The surge barrier sector gate offered particularly unique challenges, as it weighs more than 675 tons per leaf. Most of the gate’s weight is at the extreme of its 84-ft radius, where the heavy skin plate assembly is located. Buoyant tanks located behind the skin plates of each leaf provide perimeter support to relieve the operating loads on the supports and operating equipment.

To meet the timeline, design, procurement and construction were underway simultaneously—an approach that shortened the project-delivery schedule but also created challenges, which the team successfully managed. “Things were changing so fast that the schedulers had to make updates daily to keep up,” Haser says. “To successfully manage the project and coordinate the site activity, a high degree of communication with a one-team attitude was necessary.”

In addition, cost control, unstable soils and the need to minimize environmental impact—all while maintaining navigability and public safety—further influenced design and construction decisions. “We were creating something never built before and working almost exclusively from barges and other floating platforms on the water,” Haser adds. “We had to break the project into small enough elements to prioritize designs to keep up with long-lead-time items coordinated with construction sequences. We had as many items as possible prefabricated offsite to save time and ensure high quality, as it would have been so much more expensive and time draining to build them on the water.”

A Fully Operational Model

Advanced modeling techniques were used to confirm the reliability of the barrier’s potential. The project team constructed a fully operational physical model of the channel, the bypass gate, the sector gate and associated guide walls. Remote-control models of vessels simulated navigation within the channel under varied conditions. A floodwall model helped to verify that the overtopping rate was acceptable, and wave forces were studied to determine the size of the gate structures and associated mechanical equipment. Modeling also affirmed hydroelastic effects such as gate vibration, wave slamming and wave downfall.

In 2014, the project was recognized by the American Society of Civil Engineers (ASCE) with the 2014 Outstanding Civil Engineering Achievement (OCEA) award.

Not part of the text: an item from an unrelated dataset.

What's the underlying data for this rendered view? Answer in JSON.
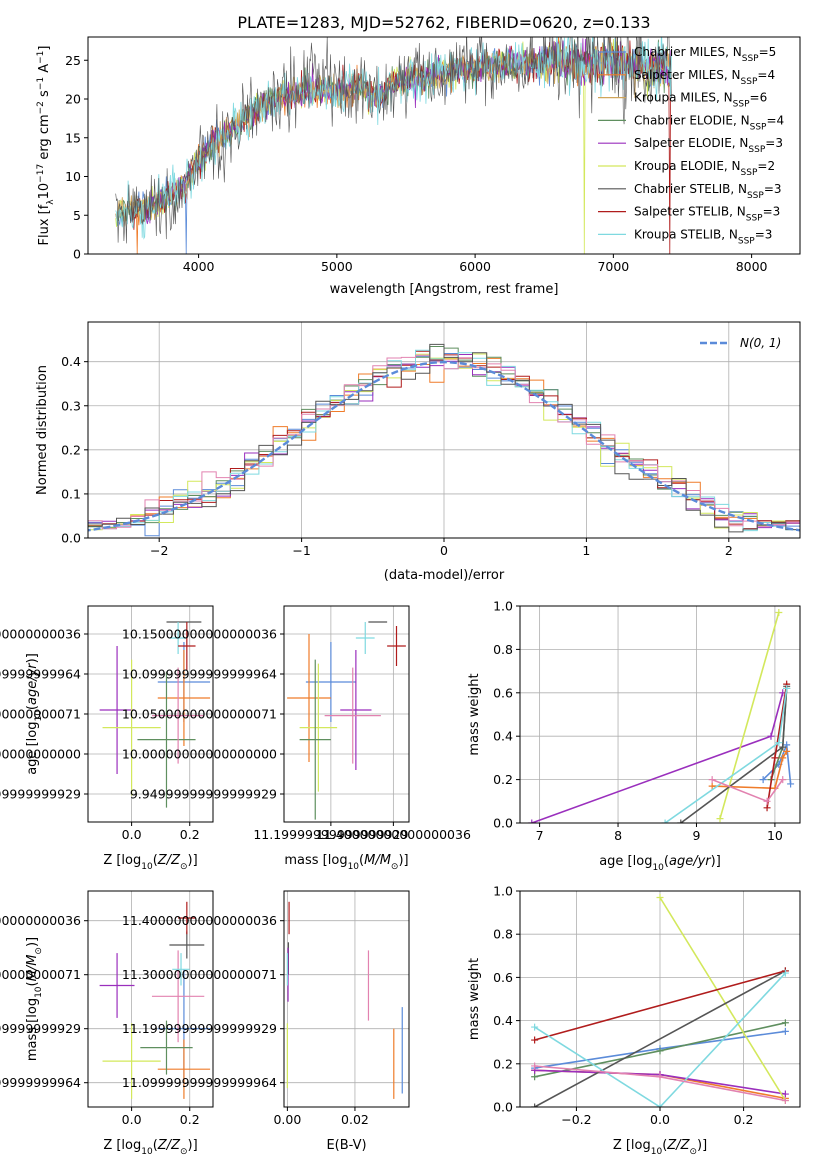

In accepting the award, Lieutenant General Thomas P. Bostick, the commanding general and chief of engineers for the U.S. Army Corps of Engineers, said, “Everywhere that I go, I talk about this surge barrier, and I talk about the example that it shows of what America can do when it prioritizes and puts its mind to it.” He cites the federal funding, congressional support and local support of more than 300 organizations working together.

Haser concludes, “Our team [APTIM] was more than 100-people strong working on the project at any one time, and we all felt it was an immense privilege to work on something so important to the city—so unique and complex.”